In this answer, I will first say something about how you can reduce the number of features in a single image to a more reasonable amount than 10k. Next I try to explain how you can get around saving all extracted features. Oh, and to answer your question: I think you made a mistake when converting bytes to gigabytes: 1 gigabyte is 1024^3 bytes, so I calculate ~2.4 GB.
1. Reducing the number of features
You probably won't need 10k SIFT features per image for a reliable matching. Many of the detected features will correspond to very small gradients, and most likely be noise. The documentation of the vl_sift function gives you two ways to control the number of descriptor points:
- using a peak threshold
PeakThresh. This is a threshold which is applied on the difference of gradient (DoG) image, so only points with a large peak in the DoG, i.e. large and distinct gradients, are considered as features.
- using the edge threshold
edgethresh. As we only want key points and not whole edges, these are removed. This process can be controlled with the edgethresh parameter, where a higher value gives you more features.
This helps you reduce the number of features to a reasonable amount, i.e. an amount you can handle (how much this is depends on your infrastructure, your needs, and your patience.). This does work for small-scale retrieval applications. For large-scale image retrieval, however, you might have thousands or millions of images. Even if you only had 10 descriptors per image, you still would have difficulties to handle this.

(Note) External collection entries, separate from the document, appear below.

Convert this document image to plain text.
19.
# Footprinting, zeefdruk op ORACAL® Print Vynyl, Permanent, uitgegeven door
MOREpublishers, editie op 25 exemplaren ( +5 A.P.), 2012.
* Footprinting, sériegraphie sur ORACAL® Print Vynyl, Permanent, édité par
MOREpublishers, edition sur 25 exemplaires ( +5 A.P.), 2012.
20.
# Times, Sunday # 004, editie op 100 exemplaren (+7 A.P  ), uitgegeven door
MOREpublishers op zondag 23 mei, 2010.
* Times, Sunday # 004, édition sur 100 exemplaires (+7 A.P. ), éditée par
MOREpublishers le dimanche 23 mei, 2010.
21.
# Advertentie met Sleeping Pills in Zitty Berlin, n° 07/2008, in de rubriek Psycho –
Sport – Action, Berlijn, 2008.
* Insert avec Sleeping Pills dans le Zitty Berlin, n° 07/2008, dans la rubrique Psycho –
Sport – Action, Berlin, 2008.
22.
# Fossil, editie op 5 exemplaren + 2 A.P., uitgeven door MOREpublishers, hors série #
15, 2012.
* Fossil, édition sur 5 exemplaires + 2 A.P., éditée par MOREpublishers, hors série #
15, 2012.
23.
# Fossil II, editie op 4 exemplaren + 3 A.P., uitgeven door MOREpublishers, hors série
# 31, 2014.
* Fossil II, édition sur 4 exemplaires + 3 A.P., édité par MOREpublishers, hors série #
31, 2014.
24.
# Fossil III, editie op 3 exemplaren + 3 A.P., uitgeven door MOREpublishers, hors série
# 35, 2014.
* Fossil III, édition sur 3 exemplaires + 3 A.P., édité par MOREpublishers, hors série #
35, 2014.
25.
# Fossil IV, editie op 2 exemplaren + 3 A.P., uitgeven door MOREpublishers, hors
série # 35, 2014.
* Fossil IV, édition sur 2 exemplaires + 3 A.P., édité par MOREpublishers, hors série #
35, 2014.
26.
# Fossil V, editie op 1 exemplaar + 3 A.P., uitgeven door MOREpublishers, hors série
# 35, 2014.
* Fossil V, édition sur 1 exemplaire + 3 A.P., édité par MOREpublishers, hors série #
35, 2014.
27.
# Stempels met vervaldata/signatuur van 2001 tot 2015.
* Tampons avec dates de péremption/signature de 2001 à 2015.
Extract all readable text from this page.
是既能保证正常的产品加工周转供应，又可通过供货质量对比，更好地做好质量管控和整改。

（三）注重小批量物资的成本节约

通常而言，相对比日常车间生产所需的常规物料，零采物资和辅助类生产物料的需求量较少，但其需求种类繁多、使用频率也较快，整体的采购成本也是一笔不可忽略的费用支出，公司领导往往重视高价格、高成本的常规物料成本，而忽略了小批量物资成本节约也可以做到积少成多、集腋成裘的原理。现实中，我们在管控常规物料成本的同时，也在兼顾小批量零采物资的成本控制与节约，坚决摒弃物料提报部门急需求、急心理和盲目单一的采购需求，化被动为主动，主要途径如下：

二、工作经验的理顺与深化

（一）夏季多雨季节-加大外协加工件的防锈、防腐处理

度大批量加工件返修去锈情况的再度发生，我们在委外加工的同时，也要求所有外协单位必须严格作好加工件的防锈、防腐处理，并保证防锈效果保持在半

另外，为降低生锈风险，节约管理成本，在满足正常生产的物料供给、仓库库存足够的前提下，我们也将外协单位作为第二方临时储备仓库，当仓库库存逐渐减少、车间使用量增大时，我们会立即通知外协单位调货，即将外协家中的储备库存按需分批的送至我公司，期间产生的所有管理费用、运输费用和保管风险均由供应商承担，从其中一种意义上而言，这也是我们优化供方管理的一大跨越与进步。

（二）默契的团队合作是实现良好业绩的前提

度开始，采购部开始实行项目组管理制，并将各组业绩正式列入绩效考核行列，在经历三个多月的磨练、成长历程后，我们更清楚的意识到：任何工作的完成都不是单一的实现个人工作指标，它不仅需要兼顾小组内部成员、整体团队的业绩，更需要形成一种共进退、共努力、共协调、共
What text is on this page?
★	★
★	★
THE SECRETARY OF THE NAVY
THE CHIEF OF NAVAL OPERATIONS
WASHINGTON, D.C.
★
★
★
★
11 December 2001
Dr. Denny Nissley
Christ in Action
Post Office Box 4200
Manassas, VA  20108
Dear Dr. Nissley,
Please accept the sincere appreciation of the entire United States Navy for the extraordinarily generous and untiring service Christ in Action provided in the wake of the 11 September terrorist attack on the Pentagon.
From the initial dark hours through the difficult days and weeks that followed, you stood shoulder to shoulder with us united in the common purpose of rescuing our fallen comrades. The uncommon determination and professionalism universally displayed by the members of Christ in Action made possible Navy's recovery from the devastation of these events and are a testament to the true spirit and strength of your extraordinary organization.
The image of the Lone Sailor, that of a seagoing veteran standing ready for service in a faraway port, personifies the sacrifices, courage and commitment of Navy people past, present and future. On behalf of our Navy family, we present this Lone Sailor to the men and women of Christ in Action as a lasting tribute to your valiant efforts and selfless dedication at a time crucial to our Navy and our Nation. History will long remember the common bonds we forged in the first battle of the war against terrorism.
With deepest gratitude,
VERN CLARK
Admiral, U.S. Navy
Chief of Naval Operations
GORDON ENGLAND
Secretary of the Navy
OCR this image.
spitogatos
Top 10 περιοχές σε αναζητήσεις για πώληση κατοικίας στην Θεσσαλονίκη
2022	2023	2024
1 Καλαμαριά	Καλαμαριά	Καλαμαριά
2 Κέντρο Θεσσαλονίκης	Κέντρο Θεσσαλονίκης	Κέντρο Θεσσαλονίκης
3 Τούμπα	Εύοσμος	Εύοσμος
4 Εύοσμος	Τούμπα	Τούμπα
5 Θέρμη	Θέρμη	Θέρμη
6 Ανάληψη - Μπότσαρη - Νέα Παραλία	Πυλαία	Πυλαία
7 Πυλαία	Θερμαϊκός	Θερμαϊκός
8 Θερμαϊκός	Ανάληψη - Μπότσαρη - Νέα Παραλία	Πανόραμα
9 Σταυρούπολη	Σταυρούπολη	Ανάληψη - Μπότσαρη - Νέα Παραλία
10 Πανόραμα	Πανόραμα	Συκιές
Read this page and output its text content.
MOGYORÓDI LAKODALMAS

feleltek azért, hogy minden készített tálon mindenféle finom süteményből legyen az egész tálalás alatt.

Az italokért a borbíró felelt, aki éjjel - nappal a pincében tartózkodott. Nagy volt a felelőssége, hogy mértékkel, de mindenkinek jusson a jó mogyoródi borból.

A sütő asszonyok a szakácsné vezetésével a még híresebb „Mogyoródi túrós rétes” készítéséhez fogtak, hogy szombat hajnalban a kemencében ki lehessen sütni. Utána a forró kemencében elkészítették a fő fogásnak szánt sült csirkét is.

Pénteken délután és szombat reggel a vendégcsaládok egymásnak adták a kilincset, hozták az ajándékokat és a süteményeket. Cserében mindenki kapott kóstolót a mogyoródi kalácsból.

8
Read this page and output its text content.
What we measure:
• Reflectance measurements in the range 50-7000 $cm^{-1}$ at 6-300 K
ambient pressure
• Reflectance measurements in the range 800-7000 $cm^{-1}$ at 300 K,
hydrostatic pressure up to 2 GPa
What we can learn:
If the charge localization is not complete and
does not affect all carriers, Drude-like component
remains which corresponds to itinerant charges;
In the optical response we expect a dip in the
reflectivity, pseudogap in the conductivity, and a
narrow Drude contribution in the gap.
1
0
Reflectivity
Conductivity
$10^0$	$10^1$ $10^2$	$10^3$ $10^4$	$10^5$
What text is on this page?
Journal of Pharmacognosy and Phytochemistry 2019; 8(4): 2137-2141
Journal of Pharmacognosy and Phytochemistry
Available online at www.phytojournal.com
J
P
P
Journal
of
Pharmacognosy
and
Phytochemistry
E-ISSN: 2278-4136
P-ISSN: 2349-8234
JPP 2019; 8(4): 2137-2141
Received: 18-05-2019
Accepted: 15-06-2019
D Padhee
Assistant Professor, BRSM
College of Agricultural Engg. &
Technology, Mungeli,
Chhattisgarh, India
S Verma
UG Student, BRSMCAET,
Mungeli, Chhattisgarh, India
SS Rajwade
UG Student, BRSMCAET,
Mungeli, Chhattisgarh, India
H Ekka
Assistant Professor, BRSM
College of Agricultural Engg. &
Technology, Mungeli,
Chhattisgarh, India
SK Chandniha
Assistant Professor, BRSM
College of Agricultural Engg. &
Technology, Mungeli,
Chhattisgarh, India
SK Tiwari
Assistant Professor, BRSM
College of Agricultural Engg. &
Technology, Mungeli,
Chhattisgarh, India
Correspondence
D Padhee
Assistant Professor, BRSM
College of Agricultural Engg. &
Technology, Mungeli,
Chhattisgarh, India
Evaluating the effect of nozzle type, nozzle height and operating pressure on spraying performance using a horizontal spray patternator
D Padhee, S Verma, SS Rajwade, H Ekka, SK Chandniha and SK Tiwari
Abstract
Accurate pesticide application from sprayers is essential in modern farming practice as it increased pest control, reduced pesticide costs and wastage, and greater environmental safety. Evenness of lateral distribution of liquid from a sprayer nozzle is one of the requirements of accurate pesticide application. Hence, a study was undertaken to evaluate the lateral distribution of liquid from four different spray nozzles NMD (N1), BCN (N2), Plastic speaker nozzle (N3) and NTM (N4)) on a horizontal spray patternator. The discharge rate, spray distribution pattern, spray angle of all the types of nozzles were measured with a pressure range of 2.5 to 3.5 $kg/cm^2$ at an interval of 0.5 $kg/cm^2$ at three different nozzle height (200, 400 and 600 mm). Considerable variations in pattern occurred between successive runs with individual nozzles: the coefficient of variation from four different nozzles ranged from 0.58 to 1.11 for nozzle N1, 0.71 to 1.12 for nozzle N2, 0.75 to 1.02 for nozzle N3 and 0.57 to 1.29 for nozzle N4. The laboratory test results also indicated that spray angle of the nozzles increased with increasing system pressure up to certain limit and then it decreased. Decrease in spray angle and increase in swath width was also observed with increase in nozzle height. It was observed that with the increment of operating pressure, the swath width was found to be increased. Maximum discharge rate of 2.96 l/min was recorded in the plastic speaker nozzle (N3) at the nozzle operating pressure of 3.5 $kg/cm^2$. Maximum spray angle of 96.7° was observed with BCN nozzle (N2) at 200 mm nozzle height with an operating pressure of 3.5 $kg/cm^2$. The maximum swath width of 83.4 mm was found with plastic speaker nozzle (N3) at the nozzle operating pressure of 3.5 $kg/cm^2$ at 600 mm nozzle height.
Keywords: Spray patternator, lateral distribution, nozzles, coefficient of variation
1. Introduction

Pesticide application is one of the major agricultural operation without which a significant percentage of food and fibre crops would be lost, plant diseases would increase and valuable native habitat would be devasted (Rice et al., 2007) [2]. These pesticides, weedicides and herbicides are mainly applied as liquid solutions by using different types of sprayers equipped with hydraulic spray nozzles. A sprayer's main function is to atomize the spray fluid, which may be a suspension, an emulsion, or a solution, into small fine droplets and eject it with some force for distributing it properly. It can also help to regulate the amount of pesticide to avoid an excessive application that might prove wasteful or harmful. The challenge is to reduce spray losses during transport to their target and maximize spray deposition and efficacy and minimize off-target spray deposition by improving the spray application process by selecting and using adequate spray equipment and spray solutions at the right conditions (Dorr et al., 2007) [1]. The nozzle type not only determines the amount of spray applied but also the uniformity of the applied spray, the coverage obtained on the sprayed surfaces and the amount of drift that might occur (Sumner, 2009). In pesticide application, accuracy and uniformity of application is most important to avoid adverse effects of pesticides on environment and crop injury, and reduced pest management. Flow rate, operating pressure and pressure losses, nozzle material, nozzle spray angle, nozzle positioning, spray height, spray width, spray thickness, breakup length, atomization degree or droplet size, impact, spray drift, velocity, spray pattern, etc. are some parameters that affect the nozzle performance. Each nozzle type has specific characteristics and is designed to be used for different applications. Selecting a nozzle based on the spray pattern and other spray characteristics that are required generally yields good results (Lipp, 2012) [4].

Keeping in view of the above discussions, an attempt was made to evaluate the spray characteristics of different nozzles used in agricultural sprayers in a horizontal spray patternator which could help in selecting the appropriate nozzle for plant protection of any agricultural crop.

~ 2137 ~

Clustering into visual words
To solve this problem, you run a k-means clustering on the extracted descriptors, which gives you a number k of so-called "Visual Words" (following the terminology of text retrieval). Next, you build an inverse index, which is exactly the same as a book index: you save, which word is mentioned on which page of the book - or here: which visual word appears in which image.
For a new image, all you have to do is find the nearest visual word for each descriptor, and use the inverse index to see which database image contains the same visual words as your query image.
That way, all you have to save is the centroids of your visual words. The number of visual words can be anything, though I'd say something in the range between 100 and 10k is often reasonable.